Knowles scored the fastest revenue growth of the whole group. Even though it had a great quarter relative to its peers, the market seems discontent with the results. The stock is down 4.5% since reporting and currently trades at $78.37.
Is now the time to buy Knowles? Find out by reading the original article on StockStory, it's free. Best Q2: Bel Fuse (NASDAQ:BELFA)Founded by 26-year-old Elliot Bernstein during the electronics boom after WW2, Bel Fuse (NASDAQGS:BELF.A) provides electronic systems and devices to the telecommunications, networking, transportation, and industrial sectors.
Bel Fuse reported revenues of $133.2 million, down 21.1% year on year, outperforming analysts' expectations by 2.3%. It was a stunning quarter for the company with an impressive beat of analysts' earnings estimates.
Although it had a fine quarter compared its peers, the market seems unhappy with the results as the stock is down 4.5% since reporting.

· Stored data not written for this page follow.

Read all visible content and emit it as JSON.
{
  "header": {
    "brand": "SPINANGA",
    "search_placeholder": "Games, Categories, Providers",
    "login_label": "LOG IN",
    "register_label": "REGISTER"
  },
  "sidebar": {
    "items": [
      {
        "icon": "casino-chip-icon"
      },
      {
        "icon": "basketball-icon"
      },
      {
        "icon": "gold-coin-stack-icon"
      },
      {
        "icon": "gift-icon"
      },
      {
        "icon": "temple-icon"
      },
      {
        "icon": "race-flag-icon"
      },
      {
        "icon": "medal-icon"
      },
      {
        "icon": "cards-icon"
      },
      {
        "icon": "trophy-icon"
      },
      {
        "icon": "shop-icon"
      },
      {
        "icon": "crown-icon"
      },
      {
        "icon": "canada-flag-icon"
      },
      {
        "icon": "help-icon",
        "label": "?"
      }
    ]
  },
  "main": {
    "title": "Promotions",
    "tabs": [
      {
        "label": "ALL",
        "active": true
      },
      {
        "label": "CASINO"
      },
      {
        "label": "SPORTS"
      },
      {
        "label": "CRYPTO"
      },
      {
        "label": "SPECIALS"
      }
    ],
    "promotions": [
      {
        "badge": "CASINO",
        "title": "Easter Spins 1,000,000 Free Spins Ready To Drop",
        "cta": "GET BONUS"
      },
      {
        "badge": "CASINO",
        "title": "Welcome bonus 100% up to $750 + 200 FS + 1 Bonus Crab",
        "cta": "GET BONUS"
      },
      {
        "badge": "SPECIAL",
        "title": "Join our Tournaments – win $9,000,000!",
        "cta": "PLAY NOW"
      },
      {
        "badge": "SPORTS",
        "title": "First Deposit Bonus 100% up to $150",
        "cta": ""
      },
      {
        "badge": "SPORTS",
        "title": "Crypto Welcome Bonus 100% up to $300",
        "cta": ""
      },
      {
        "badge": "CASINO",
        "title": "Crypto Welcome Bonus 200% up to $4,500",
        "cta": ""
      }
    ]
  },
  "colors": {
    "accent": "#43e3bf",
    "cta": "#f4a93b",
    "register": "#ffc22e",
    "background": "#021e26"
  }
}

It currently trades at $78.37.
Weakest Q2: Rogers (NYSE:ROG)With its silicone foam used in Apollo 11’s mission to the moon, Rogers (NYSE:ROG) produces advanced materials for the telecommunications, automotive, and electronics industries.
Rogers reported revenues of $214.2 million, down 7.2% year on year, in line with analysts' expectations. It was a weak quarter for the company with a miss of analysts' earnings estimates and revenue guidance for next quarter missing analysts' expectations.
As expected, the stock is down 17.1% since the results and currently trades at $101.74.
Littelfuse (NASDAQ:LFUS)The developer of the first blade-type automotive fuse, Littelfuse (NASDAQGS:LFUS) provides electrical protection and control components for the automotive, industrial, electronics, and telecommunications industries.
Littelfuse reported revenues of $558.5 million, down 8.7% year on year, surpassing analysts' expectations by 3.4%. More broadly, it was a solid quarter for the company with a decent beat of analysts' earnings estimates and strong earnings guidance for the next quarter.
The stock is down 6.7% since reporting and currently trades at $241.50.
Vicor (NASDAQ:VICR)Founded by a researcher at the Massachusetts Institute of Technology, Vicor (NASDAQ:VICR) provides electrical power conversion and delivery products for a range of industries.
Vicor reported revenues of $85.85 million, down 19.6% year on year, surpassing analysts' expectations by 5%. Revenue aside, it was a mixed quarter for the company.
The stock is down 5.9% since reporting and currently trades at $35.74.